Here's a small snippet of some of the stories I have heard from the 150+ female inmates from OPP now at Angola that I have talked to over 3 days earlier this week. These women have been incarcerated now for almost 3 weeks, and most have had no contact with any of their family, have no idea if their loved ones survived the storm or if they evacuated safety and to where:

- 3 who had bonded out but were not released from OPP either because of the storm curfew or because the phones went down.

- a 55-year-old lady who has never been in jail before, was taking her 34-year-old son to the store on the Sunday before the storm. Her son is severely mentally handicap and has a 7-year-old mental capacity. Inmate does not drink. Was arrested in the parking lot for public intoxication. As she was being put into the police car, the last she saw was her MR son walking away yelling "mama!" She does not know where her son took shelter from the storm, or even if he survived. She has no way of finding him. She has no idea why she was arrested for public intoxication.

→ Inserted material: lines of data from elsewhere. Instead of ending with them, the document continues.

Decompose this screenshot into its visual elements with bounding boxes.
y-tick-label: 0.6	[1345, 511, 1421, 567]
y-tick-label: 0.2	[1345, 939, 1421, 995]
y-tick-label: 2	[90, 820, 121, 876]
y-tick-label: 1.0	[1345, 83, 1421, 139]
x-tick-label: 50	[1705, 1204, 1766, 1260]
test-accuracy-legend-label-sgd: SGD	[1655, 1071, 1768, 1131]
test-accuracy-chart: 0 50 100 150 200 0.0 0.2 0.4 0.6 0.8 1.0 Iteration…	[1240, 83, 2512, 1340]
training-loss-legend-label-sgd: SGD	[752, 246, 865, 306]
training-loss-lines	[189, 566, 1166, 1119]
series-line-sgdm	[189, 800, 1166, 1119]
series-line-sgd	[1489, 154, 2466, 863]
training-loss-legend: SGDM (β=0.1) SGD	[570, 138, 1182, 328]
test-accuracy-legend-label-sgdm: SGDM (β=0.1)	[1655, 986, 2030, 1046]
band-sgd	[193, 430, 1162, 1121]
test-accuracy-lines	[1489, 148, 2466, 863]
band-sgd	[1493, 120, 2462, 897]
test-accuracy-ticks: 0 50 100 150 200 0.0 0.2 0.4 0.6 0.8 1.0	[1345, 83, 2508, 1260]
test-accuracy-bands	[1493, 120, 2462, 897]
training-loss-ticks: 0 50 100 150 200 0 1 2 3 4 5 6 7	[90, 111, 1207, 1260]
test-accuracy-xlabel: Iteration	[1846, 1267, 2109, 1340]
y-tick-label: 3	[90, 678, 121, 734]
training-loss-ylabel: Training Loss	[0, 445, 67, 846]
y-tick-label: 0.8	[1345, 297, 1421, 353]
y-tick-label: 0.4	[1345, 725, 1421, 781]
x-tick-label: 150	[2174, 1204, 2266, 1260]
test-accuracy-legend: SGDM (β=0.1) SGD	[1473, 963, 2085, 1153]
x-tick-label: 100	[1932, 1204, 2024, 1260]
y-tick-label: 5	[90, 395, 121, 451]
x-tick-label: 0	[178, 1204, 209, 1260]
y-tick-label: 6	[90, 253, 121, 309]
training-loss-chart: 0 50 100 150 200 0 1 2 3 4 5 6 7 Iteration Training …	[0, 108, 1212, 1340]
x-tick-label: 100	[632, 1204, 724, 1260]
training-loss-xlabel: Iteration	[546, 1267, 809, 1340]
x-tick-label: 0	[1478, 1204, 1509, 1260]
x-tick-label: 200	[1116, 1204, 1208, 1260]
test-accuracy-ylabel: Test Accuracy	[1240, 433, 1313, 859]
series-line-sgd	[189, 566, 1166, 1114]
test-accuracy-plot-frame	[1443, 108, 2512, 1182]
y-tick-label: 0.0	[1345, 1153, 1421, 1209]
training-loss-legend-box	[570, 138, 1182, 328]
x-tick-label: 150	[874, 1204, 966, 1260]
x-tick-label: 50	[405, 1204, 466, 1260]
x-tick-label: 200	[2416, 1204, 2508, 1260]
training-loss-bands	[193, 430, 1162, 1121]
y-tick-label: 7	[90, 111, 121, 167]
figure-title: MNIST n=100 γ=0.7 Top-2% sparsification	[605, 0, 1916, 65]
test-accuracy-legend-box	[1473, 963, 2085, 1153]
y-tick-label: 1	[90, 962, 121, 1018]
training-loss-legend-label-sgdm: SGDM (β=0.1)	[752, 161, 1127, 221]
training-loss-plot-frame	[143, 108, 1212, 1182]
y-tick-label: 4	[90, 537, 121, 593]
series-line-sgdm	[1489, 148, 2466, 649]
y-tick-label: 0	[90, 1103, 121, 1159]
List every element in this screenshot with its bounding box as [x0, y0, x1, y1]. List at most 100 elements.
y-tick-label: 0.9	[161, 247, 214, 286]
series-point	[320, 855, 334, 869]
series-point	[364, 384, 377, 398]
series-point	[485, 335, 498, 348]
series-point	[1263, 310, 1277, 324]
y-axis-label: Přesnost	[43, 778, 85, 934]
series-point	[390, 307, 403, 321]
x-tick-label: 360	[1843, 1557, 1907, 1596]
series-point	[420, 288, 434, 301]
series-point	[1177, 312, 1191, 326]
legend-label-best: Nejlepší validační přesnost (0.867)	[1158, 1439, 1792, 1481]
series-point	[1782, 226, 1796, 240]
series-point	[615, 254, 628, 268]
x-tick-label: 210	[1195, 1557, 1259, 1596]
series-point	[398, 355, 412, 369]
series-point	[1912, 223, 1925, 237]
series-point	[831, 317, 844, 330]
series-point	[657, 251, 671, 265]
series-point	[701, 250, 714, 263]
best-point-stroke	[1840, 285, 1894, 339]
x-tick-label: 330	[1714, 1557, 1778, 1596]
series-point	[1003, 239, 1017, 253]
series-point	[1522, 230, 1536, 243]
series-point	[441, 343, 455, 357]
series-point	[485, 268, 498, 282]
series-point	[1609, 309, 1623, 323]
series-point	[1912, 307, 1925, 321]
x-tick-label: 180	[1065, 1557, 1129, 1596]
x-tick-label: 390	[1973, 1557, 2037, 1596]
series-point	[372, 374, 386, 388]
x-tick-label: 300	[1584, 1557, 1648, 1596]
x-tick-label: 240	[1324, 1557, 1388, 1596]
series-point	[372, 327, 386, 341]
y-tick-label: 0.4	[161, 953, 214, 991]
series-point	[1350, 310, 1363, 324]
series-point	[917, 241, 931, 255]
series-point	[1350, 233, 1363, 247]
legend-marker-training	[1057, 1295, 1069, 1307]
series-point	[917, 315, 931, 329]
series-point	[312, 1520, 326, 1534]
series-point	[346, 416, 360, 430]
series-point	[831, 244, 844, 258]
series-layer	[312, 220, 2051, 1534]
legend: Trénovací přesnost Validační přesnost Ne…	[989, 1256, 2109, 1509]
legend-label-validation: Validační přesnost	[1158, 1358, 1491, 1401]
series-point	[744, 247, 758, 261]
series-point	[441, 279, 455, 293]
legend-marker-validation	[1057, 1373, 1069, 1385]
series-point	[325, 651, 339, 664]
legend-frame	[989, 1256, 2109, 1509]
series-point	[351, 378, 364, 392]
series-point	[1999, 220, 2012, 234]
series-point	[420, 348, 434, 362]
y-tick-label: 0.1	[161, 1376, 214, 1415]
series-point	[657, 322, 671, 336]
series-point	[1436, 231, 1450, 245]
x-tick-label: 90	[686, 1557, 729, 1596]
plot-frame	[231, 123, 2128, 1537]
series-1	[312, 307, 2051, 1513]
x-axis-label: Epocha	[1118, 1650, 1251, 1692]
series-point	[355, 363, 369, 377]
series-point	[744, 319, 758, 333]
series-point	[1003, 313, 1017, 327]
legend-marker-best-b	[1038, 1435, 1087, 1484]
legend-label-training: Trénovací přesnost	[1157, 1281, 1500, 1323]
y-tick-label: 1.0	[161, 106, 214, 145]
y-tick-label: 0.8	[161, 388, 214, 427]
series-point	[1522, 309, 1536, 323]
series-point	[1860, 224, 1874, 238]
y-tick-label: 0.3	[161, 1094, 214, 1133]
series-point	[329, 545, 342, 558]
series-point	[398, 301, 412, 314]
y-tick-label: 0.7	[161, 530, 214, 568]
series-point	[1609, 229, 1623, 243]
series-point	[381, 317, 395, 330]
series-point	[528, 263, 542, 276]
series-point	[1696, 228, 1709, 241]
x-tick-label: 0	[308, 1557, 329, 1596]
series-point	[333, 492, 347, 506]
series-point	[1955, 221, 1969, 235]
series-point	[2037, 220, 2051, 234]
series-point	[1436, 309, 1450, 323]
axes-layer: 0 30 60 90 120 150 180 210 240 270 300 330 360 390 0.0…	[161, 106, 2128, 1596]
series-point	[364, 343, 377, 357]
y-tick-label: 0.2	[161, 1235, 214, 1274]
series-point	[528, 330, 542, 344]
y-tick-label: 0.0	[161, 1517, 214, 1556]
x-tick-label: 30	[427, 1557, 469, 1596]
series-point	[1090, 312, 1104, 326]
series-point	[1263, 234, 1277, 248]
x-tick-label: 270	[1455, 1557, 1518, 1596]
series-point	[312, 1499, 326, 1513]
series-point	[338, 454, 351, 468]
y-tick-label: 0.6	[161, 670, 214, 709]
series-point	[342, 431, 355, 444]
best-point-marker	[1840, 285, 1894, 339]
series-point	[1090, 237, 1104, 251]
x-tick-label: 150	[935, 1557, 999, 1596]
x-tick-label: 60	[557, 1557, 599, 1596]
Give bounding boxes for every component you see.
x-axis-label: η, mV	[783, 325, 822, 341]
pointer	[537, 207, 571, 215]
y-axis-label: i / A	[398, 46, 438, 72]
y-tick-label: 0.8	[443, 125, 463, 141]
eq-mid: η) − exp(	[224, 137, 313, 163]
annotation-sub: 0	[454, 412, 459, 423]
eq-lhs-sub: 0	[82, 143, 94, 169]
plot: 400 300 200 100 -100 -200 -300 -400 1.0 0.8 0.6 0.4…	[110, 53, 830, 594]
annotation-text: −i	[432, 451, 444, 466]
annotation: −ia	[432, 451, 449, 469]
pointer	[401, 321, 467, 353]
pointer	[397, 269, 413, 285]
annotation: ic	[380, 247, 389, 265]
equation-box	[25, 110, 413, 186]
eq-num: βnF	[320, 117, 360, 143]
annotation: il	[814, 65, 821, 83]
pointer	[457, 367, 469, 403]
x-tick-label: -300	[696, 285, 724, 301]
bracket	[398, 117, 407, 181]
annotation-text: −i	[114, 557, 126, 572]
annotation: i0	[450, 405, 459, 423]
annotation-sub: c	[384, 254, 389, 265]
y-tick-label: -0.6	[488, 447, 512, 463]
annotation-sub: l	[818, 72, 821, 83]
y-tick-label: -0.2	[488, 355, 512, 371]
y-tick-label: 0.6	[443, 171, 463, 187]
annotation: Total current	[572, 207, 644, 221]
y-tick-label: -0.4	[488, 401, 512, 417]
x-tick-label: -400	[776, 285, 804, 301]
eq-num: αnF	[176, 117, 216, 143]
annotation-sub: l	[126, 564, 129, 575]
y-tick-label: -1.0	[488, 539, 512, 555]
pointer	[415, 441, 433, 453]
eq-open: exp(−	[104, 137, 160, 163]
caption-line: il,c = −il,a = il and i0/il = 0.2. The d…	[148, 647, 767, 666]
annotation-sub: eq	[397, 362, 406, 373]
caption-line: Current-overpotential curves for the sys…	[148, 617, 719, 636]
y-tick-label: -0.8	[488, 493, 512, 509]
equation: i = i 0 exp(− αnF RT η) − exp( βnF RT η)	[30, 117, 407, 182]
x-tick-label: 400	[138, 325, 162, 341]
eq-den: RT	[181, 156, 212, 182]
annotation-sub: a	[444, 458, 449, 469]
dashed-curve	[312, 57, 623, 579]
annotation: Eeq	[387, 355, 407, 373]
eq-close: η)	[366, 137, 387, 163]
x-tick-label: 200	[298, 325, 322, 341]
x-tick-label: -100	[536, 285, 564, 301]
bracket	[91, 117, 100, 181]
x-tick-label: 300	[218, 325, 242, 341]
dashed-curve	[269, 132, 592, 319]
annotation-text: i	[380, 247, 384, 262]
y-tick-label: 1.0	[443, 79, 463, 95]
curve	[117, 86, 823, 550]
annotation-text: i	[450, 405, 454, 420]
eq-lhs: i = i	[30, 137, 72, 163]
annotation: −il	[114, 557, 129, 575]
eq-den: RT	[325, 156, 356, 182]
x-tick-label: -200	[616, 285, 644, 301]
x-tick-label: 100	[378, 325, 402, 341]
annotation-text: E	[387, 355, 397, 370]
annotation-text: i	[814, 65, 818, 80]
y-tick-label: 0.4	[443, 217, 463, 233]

- 38-year-old lady who has never been in jail before, was walking to her car after work when several men approached her asking her where the "stuff" is, apparently mistaking her for a drug dropoff person. As she was telling them she doesn't have anything, police swarmed all over, searching her and her car demanding to know where the dope was. When no dope was found, the police arrested her for prostitution.

- One who was arrested for public intoxication and obstruction of a public place -- the "public place" being her own driveway.

- At least 4 who were arrested just before the storm on 5-6 year-old warrants from misdemeanor charges they had already done their time on but that had not been removed from the computers. At least one of these 4 was stopped for a traffic violation and arrested when she was run on the computer; police did NOT write a traffic citation.

- 4-month pregnant inmate was severely sunburned on her head, face and neck from having to sit under the sun on the bridge waiting to be evacuated. She is now experiencing cramps in her lower abdomen.

- One whose charge for misdemeanor was dismissed on the Friday before the storm but she was never released because "the paper didn't make it out of the courtroom."